Doch genug der schlechten Dinge, kein Verweis auf Finanzkrise, Palin und CSU. Warum muß man sich noch depressiver machen, als man ohnehin schon ist? Daher komme ich zu Österreich, auch ein Thema von Dir, wenngleich ich es aus einer anderen Perspektive betrachte. Ich war nämlich den Großteil der letzten Woche in Graz, wo ich dienstlich zu tun hatte, und erlebte somit den Wahlkampf hautnah mit. Ich sah auf den Straßen mehr Wahlplakate als Hundeköddel, und wenn ich mir die Anzahl der Wahlstände betrachte, komme ich zur Vermutung, daß es erstmals in der Geschichte mehr Politiker als Wähler gibt. Vor allem aber sah ich Fußball, so das Spiel zwischen Kapfenberg und Kärnten oder, alternativ, zwischen Milan Fukal und Chiquinho. Was war das für eine Freude, den guten alten Chiquinho als besten Mann auf dem Platz wirbeln zu sehen, zentral im Mittelfeld das Spiel lenkend, mit technisch feinem One-Touch-Fußball die Bälle verteilend und intelligent alle Standards variierend! Nun ja, seine halbe Mannschaft besteht aus Brasilianern, da macht ihm wohl das Kicken Spaß. Übrigens heißt einer dieser Kameraden vom Zuckerhut mit bürgerlichem Namen Maier, läuft aber unter dem Künstlernamen Schumacher auf. Das finde ich mal originell, zumindest wenn er den Toni meint und nicht den Michael. Stell Dir vor, Du hießest Daum und nenntest Dich Luhukay... Er schoß sogar ein Tor, was freilich nicht schwer war, denn Milan Fukal war sein altes Selbst: Beweglich wie ein Panzerschrank. Kärnten gewann 2:0, und Chiquinho träumt nun vom UEFA-Cup (oder der Europa League, wie das dann - in dieser Pisa-untauglichen Schreibweise - heißt).
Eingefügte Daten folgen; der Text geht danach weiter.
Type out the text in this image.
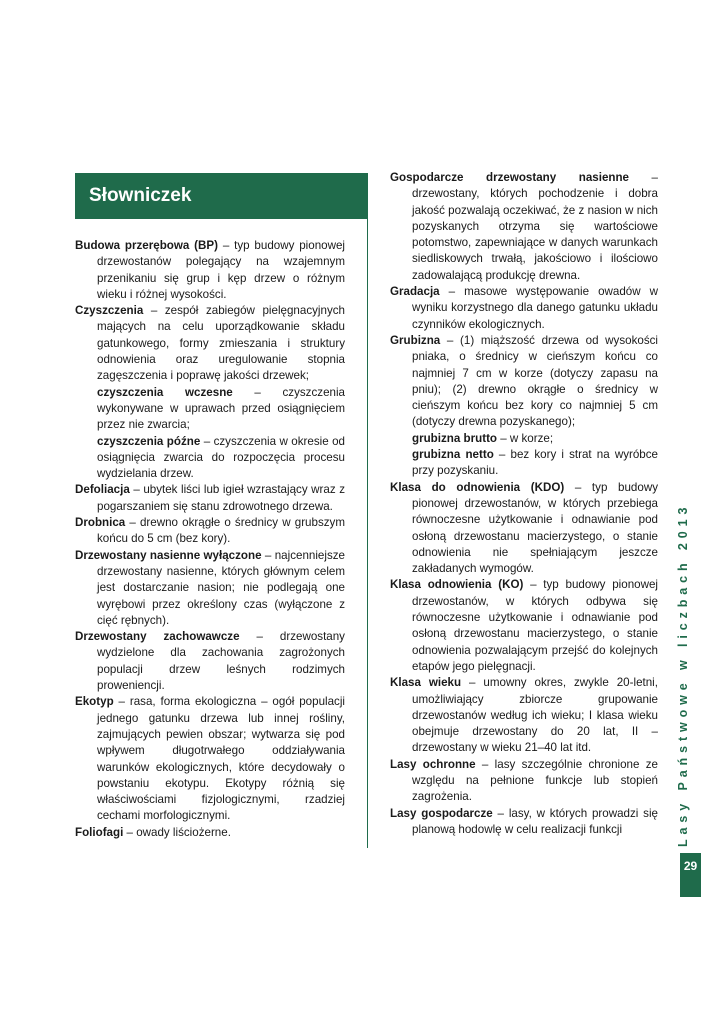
Słowniczek

Budowa przerębowa (BP) – typ budowy pionowej drzewostanów polegający na wzajemnym przenikaniu się grup i kęp drzew o różnym wieku i różnej wysokości.

Czyszczenia – zespół zabiegów pielęgnacyjnych mających na celu uporządkowanie składu gatunkowego, formy zmieszania i struktury odnowienia oraz uregulowanie stopnia zagęszczenia i poprawę jakości drzewek;

czyszczenia wczesne – czyszczenia wykonywane w uprawach przed osiągnięciem przez nie zwarcia;

czyszczenia późne – czyszczenia w okresie od osiągnięcia zwarcia do rozpoczęcia procesu wydzielania drzew.

Defoliacja – ubytek liści lub igieł wzrastający wraz z pogarszaniem się stanu zdrowotnego drzewa.

Drobnica – drewno okrągłe o średnicy w grubszym końcu do 5 cm (bez kory).

Drzewostany nasienne wyłączone – najcenniejsze drzewostany nasienne, których głównym celem jest dostarczanie nasion; nie podlegają one wyrębowi przez określony czas (wyłączone z cięć rębnych).

Drzewostany zachowawcze – drzewostany wydzielone dla zachowania zagrożonych populacji drzew leśnych rodzimych proweniencji.

Ekotyp – rasa, forma ekologiczna – ogół populacji jednego gatunku drzewa lub innej rośliny, zajmujących pewien obszar; wytwarza się pod wpływem długotrwałego oddziaływania warunków ekologicznych, które decydowały o powstaniu ekotypu. Ekotypy różnią się właściwościami fizjologicznymi, rzadziej cechami morfologicznymi.

Foliofagi – owady liściożerne.

Gospodarcze drzewostany nasienne – drzewostany, których pochodzenie i dobra jakość pozwalają oczekiwać, że z nasion w nich pozyskanych otrzyma się wartościowe potomstwo, zapewniające w danych warunkach siedliskowych trwałą, jakościowo i ilościowo zadowalającą produkcję drewna.

Gradacja – masowe występowanie owadów w wyniku korzystnego dla danego gatunku układu czynników ekologicznych.

Grubizna – (1) miąższość drzewa od wysokości pniaka, o średnicy w cieńszym końcu co najmniej 7 cm w korze (dotyczy zapasu na pniu); (2) drewno okrągłe o średnicy w cieńszym końcu bez kory co najmniej 5 cm (dotyczy drewna pozyskanego);

grubizna brutto – w korze;

grubizna netto – bez kory i strat na wyróbce przy pozyskaniu.

Klasa do odnowienia (KDO) – typ budowy pionowej drzewostanów, w których przebiega równoczesne użytkowanie i odnawianie pod osłoną drzewostanu macierzystego, o stanie odnowienia nie spełniającym jeszcze zakładanych wymogów.

Klasa odnowienia (KO) – typ budowy pionowej drzewostanów, w których odbywa się równoczesne użytkowanie i odnawianie pod osłoną drzewostanu macierzystego, o stanie odnowienia pozwalającym przejść do kolejnych etapów jego pielęgnacji.

Klasa wieku – umowny okres, zwykle 20-letni, umożliwiający zbiorcze grupowanie drzewostanów według ich wieku; I klasa wieku obejmuje drzewostany do 20 lat, II – drzewostany w wieku 21–40 lat itd.

Lasy ochronne – lasy szczególnie chronione ze względu na pełnione funkcje lub stopień zagrożenia.

Lasy gospodarcze – lasy, w których prowadzi się planową hodowlę w celu realizacji funkcji	Lasy Państwowe w liczbach 2013
29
Reisen bildet ja bekanntlich, so kam ich mit mancher Anregung zurück. Mit Bezug auf Borussia blieb mir vor allem mein Besuch des Zweitligaspiels zwischen Gratkorn und Leoben in Erinnerung. Gratkorn läßt sich von einem Bestattungsunternehmen namens PAX sponsern und heißt daher derzeit (wie in Österreich mit Vereins- und Sponsornamen üblich) FC PAX Gratkorn. Was eröffnet das doch für Möglichkeiten, sowohl für die Trikots als auch den Stadionnamen, zumal Kyocera ja als Hauptsponsor ausscheidet. Einheimische Bestatter, aufgepaßt: „Ruhe sanft Borussia Mönchengladbach“ trägt seine Heimspiele in der Borussia-Gruft aus, das paßt doch wie der Deckel auf die Urne. Sollte es freilich eine Nummer kleiner sein, könnte man auch die Namensrechte an einzelnen Mannschaftsteilen verkaufen: Produzenten von Schlafmitteln wenden sich der Abwehr zu, „Such und Find“ gibt dem Mittelfeld den Namen, und der letzte Mohikaner ziert die Brust des einzig verbliebenen Stürmers in der Startelf. Zu guter Letzt sponsert noch eine Zeitarbeitsfirma den Trainerstuhl. Mirko Slomka, diesen Namen wirfst Du in den Raum? Nein, wenn Du wirklich das Gruselkabinett öffnen willst, kann ich Dir mit ganz anderen Namen kommen: Dick Advocaat kommt auf den Markt! Berti Vogts schmeißt bald hin! Klinsmann hat die Faxen dicke! Und was – mein Favorit aller Zeiten – ist mit Horst Ehrmantraut?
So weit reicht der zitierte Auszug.